In April 11 testimony before the U.S. Senate Finance Committee, American College of Surgeons (ACS) Executive Director and CEO Patricia L. Turner, M.D., M.B.A., said surgeons seeking to move beyond fee for service still find few physician-focused alternative payment models (APMs) available since none of the models submitted to the Physician-Focused Payment Model Technical Advisory Committee (PTAC) have been tested as proposed.

In her tesimony, Turner called on Congress to address cuts already expected in 2025 and do more to make alternative payment models available that incentivize access to timely, high-quality care for all surgical patients. She said that APMs can facilitate better care and could also be used to incentivize physicians to practice in rural or underserved areas.

“Unfortunately, efforts at implementing an Advanced APM were hindered by a breakdown of the process envisioned in MACRA. Along with dozens of other groups, ACS developed and submitted proposals that were reviewed, revised, and evaluated by the PTAC,” she said in her written testimony. 

“Fourteen proposals have been recommended for testing or implementation by the PTAC, but CMS has not tested a single model through the Center for Medicare and Medicaid Innovation (CMMI) as proposed,” she said. “This bottleneck has created a disincentive for stakeholder investment into the development of APMs, as witnessed by the lack of new proposals on the PTAC website since 2020.”

The ACS-Brandeis Advanced APM proposal included shared accountability for cost and quality for defined episodes of surgical care and allowed for the entire care team, including the primary care physician, to work together toward shared goals, Turner explained. “Information on the comprehensiveness of a quality program, along with comparable information on the price of that care, are prerequisites for a valid depiction of the value of care.”

The ACS has supported the development of standardized episode definitions to foster alignment of both price and quality measurement and create shared accountability for the team of providers. Turner said ACS’  proposal would provide the data and incentives necessary to drive value improvement in specialty care. “While it is our impression that Congress has provided the resources to CMS and the Innovation Center that are necessary to stand up and test PTAC-recommended APMs, there is nothing within the law to compel CMS to try out new programs,” she said. “This creates further barriers to those seeking to move to value-based care. Congress should require that at a minimum, some portion of the CMS Innovation Center’s budget be dedicated to testing physician and specialist-developed APMs recommended by the PTAC.”

Most surgeons in the current fee-for-service system are evaluated on measures that do not reflect the care they deliver to patients or the conditions they treat, Turner explained, and the current model of individual, disconnected measures is insufficient to achieve coordinated, patient-centered, high-value care. Turner stressed that the system should incentivize high-quality, coordinated care centered around the patient. Without Congressional action, continued cuts to Medicare will pose challenges to physicians’ ability to provide adequate services and high-quality care to all patients, including those with chronic conditions, she said.

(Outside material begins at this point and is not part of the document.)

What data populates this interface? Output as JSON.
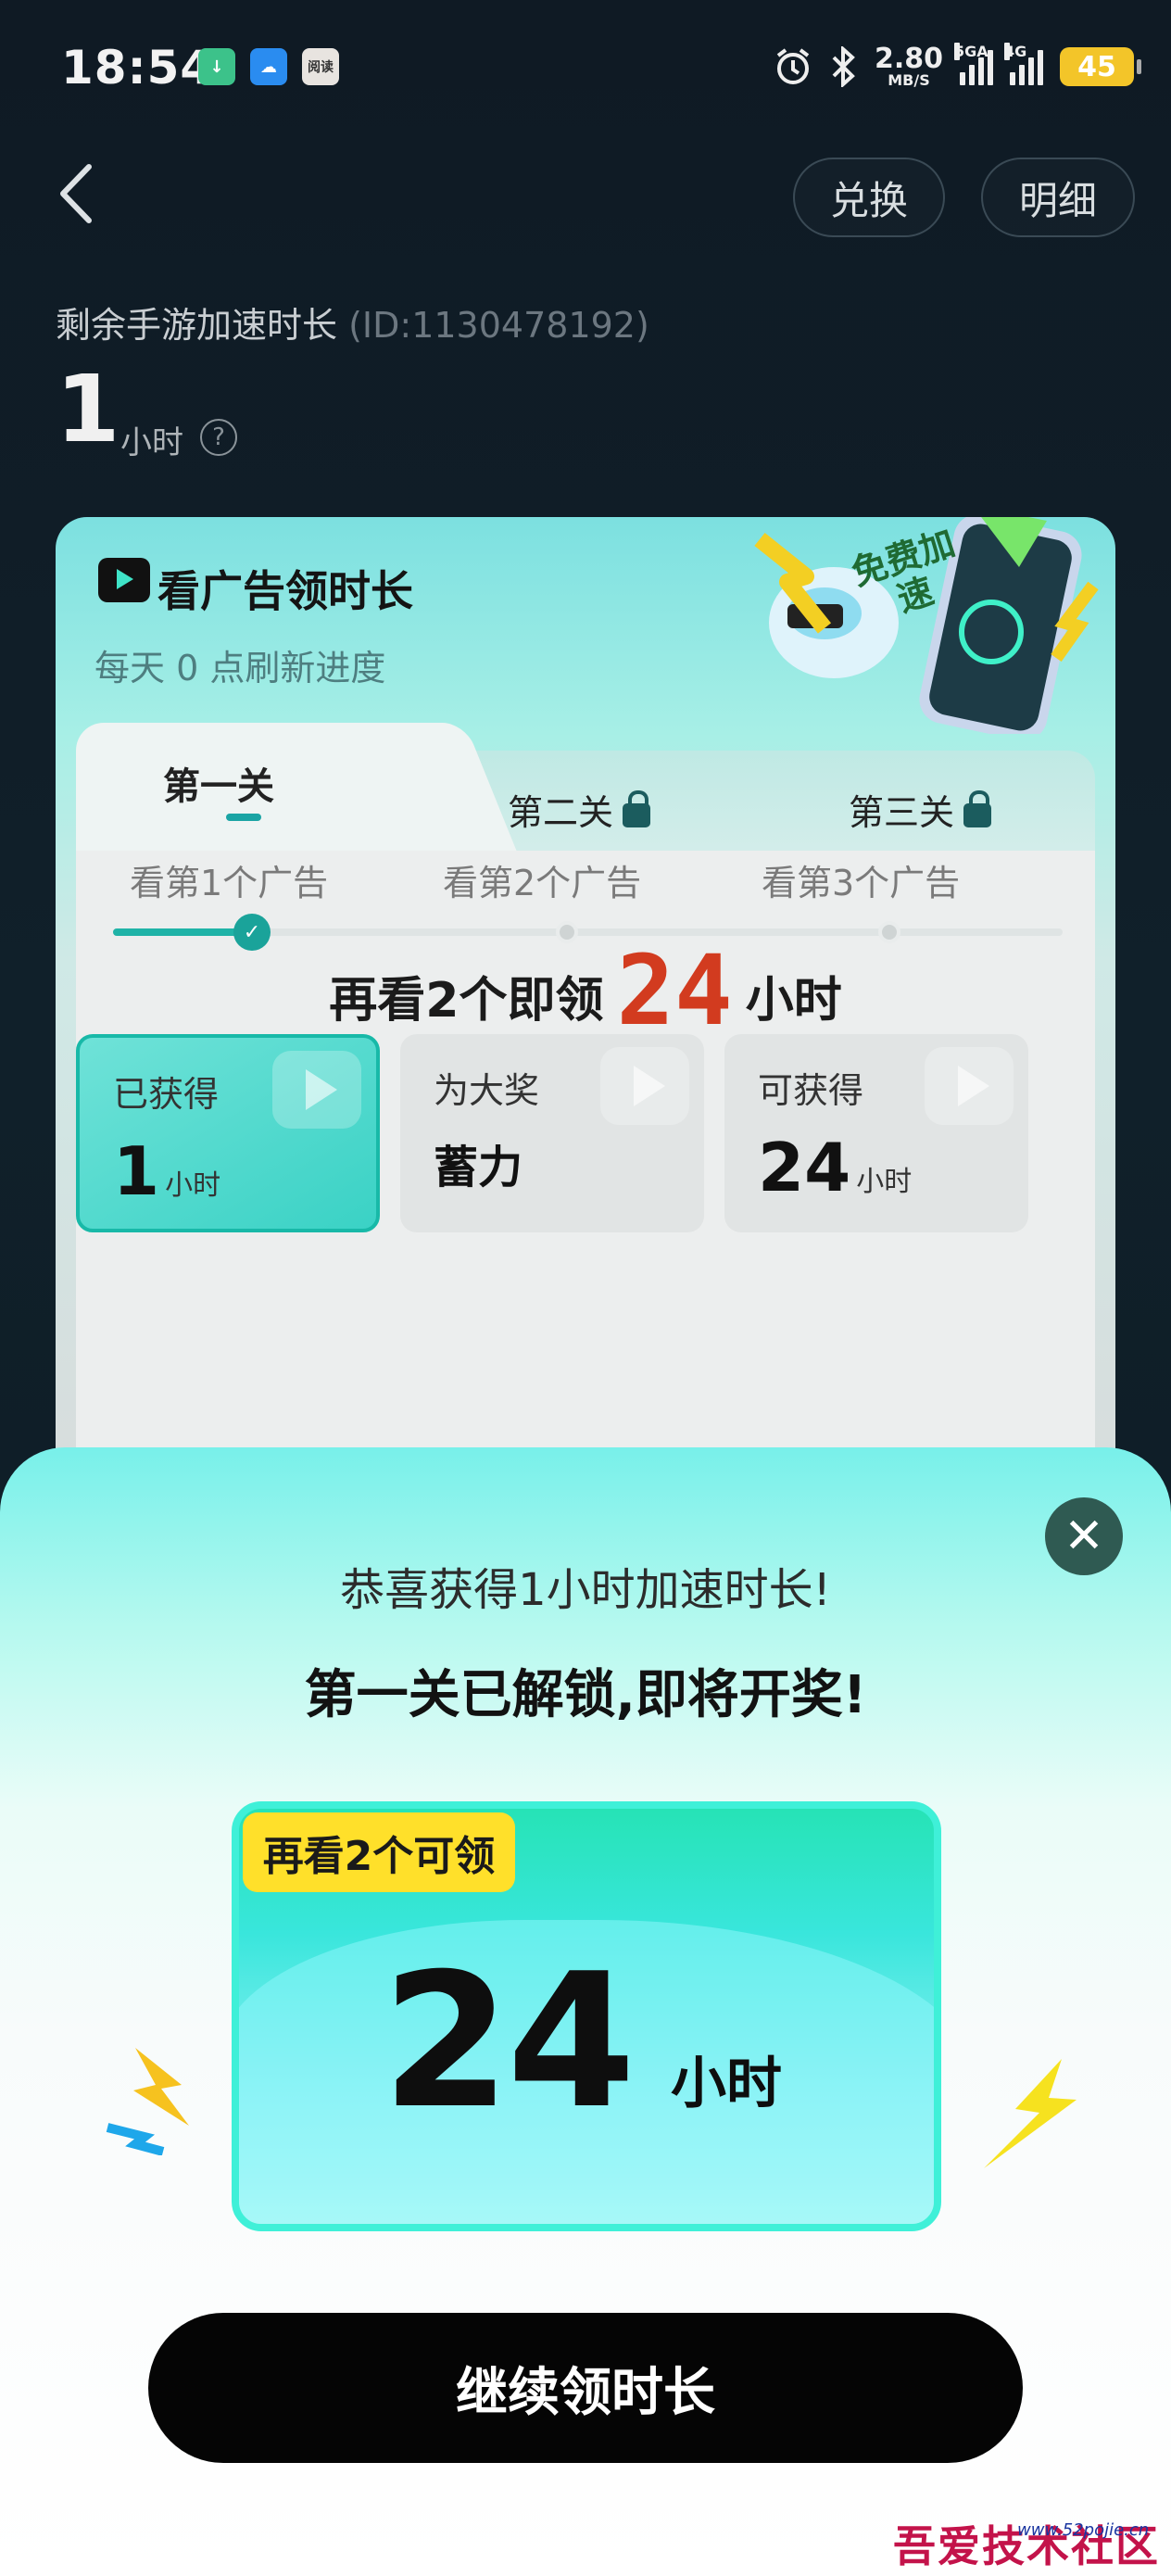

“We believe that medicine should be advancing toward a system that rewards high-quality and value-based care,” Turner testified. “This transformation is under way and would benefit from efficient investments in the partnership between CMS and subject matter experts committed to improving the way quality is measured and incentivized, and by improving the calculus of the physician fee schedule.”

In early 2023, the ACS submitted a programmatic measure, the Age Friendly Hospital Measure, to the CMS Measures Under Consideration (MUC) list to demonstrate how programmatic measures could be implemented in CMS programs, Turner explained. “We are optimistic this measure will be included in the Fiscal Year 2025 Inpatient Prospective Payment System (IPPS) proposed rule and will hopefully be available for hospital reporting in future years.”  

She said the measure considers the full program of care needed for geriatric patients. It incentivizes hospitals to take a holistic approach to the provision of care for older adults by implementing multiple data-driven modifications to the entire clinical care pathway spanning the emergency department, the operating room, the inpatient units, and beyond. The measure puts an emphasis on the importance of defining patient (and caregiver) goals, not only from the immediate treatment decision, but also for long-term health and functional status.